Thursday, March 17, 2022

Rollercoaster Therapy


 I’m surprised nobody has invented rollercoaster therapy for cripples yet.

I mean, somebody came up with horse therapy, right? You know what I ‘m talking about. Some people bring around a saddled-up horse and their mission is to take cripples horseback riding. And they’ll do whatever it takes to make that happen. Even if three other people have to ride the horse with you to keep your limp and floppy crippled body from falling off, they’ll gladly do it. If they have to rig up a saddle contraption that looks like a giant child’s car seat encased in steel girders to hold you upright when you ride, they’ll gladly do that, too.

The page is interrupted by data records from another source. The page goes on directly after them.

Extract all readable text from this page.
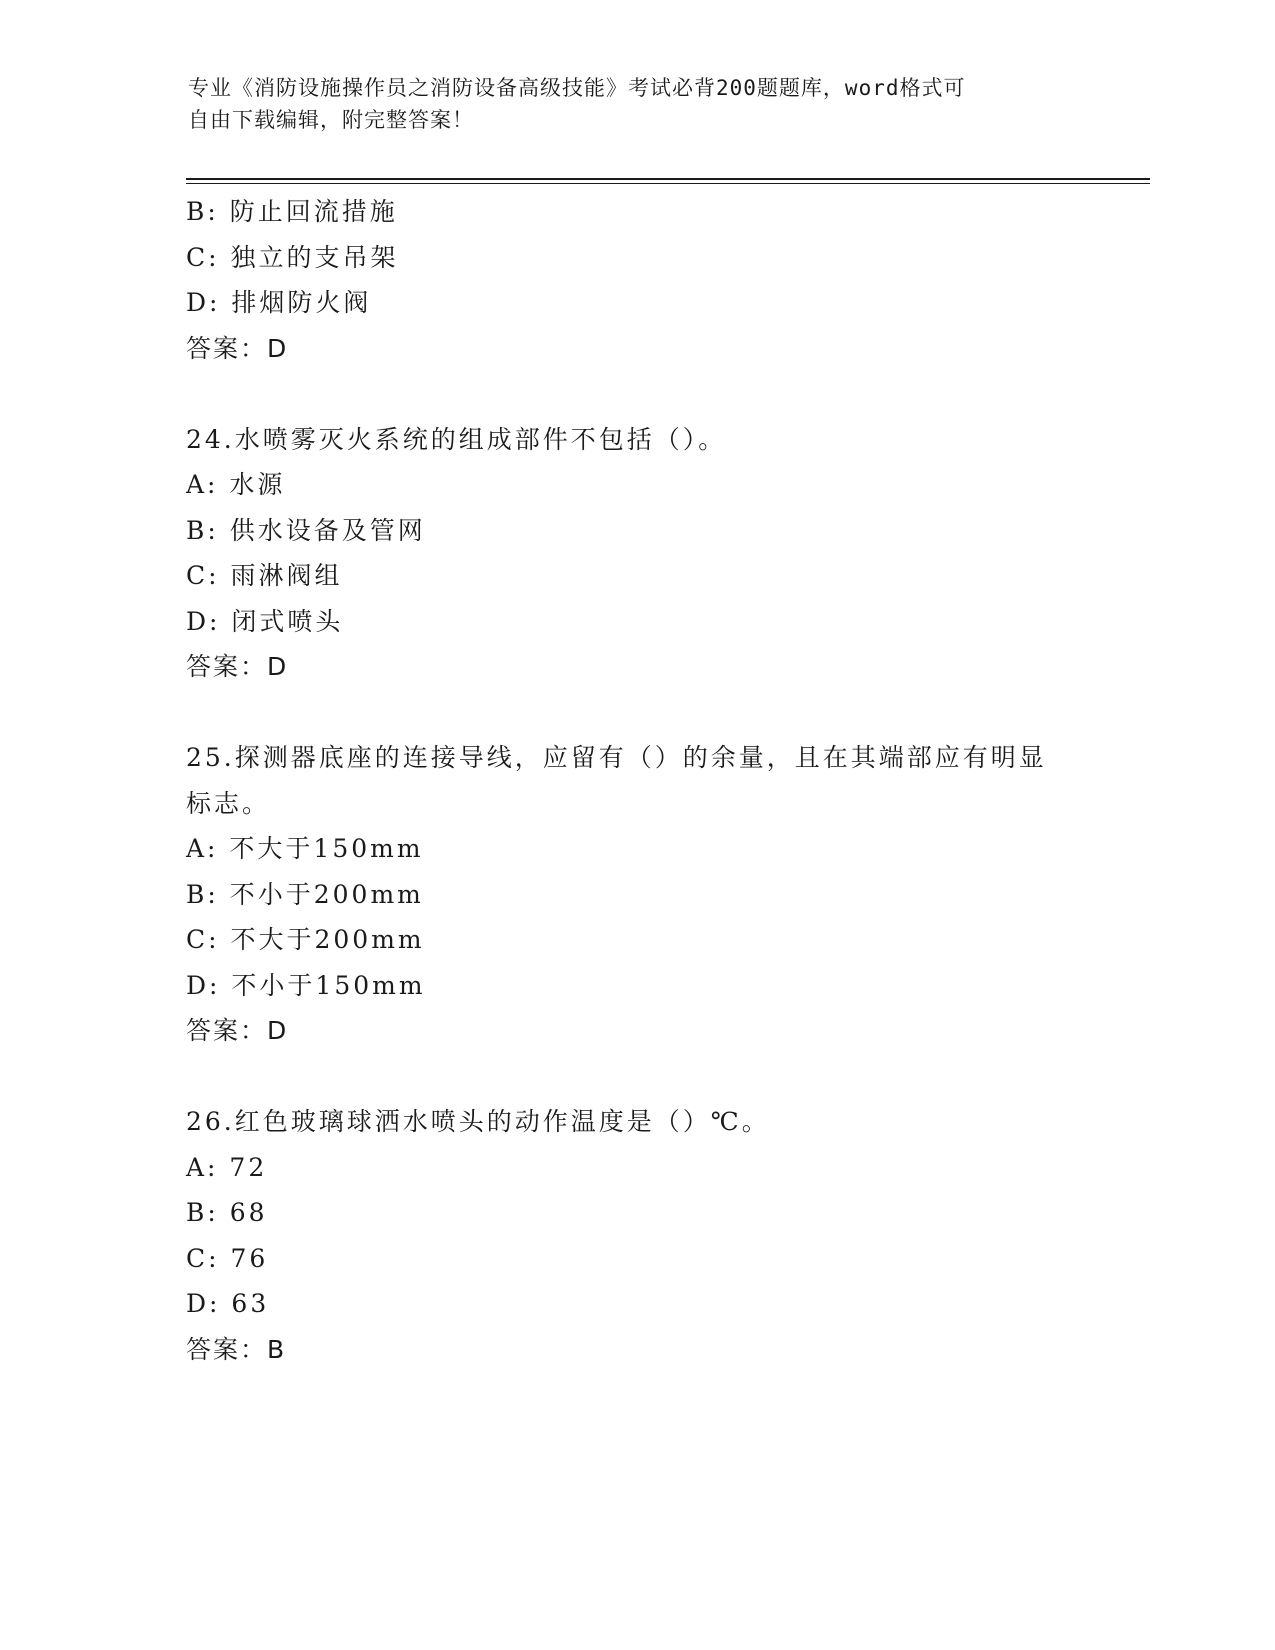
专业《消防设施操作员之消防设备高级技能》考试必背200题题库，word格式可
自由下载编辑，附完整答案！
B: 防止回流措施
C: 独立的支吊架
D: 排烟防火阀
答案：D
24.水喷雾灭火系统的组成部件不包括（）。
A: 水源
B: 供水设备及管网
C: 雨淋阀组
D: 闭式喷头
答案：D
25.探测器底座的连接导线，应留有（）的余量，且在其端部应有明显标志。
A: 不大于150mm
B: 不小于200mm
C: 不大于200mm
D: 不小于150mm
答案：D
26.红色玻璃球洒水喷头的动作温度是（）℃。
A: 72
B: 68
C: 76
D: 63
答案：B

And it seems like the more crippled you are, and thus the more uncomfortable and terrifying it is for you to ride a horse, the more the horse therapy people seem bent on trying to sign you up. I guess they think the things cripples miss most are the things we are least able to do. They must think that if we find that we really can do those things, sort of, then maybe we’ll believe that we can do anything.

Well, thanks but no thanks, at least not for me. I let myself be talked into riding horses back when I was a kid at cripple summer camp and all it did for me was scare the shit out of me. I was glad when it was over and I could get back in my wheelchair.  I still carry that fear to this day and I don’t wish to expend any energy endeavoring to conquer it. It’s a healthy fear. If not being able to ride a horse is part of what it means to be a cripple like me, I’m fine with that part of what it means to be a cripple like me.

 When riding a horse, I felt like a rag doll tethered to a bucking bronco. There is no fun in that. And that’s how riding a rollercoaster has made me feel, too, the time or two that I’ve tried it. The way it whips my wet noodle body around, I feel like a crash test dummy in a car that’s tumbling down a cliff. That’s not my idea of a good time.

So I’m surprised that no one has concluded that since riding a rollercoaster is probably the thing cripples like me are least equipped to do, it must be the thing we’re most longing to do. And so they’d make it their mission to arrange cripple field trips to amusement parks where they would do whatever it takes to get us all to ride rollercoasters.

Well, the good news is Medicaid probably wouldn’t pay for this kind of therapy. So we’ll have a good excuse to get out of it.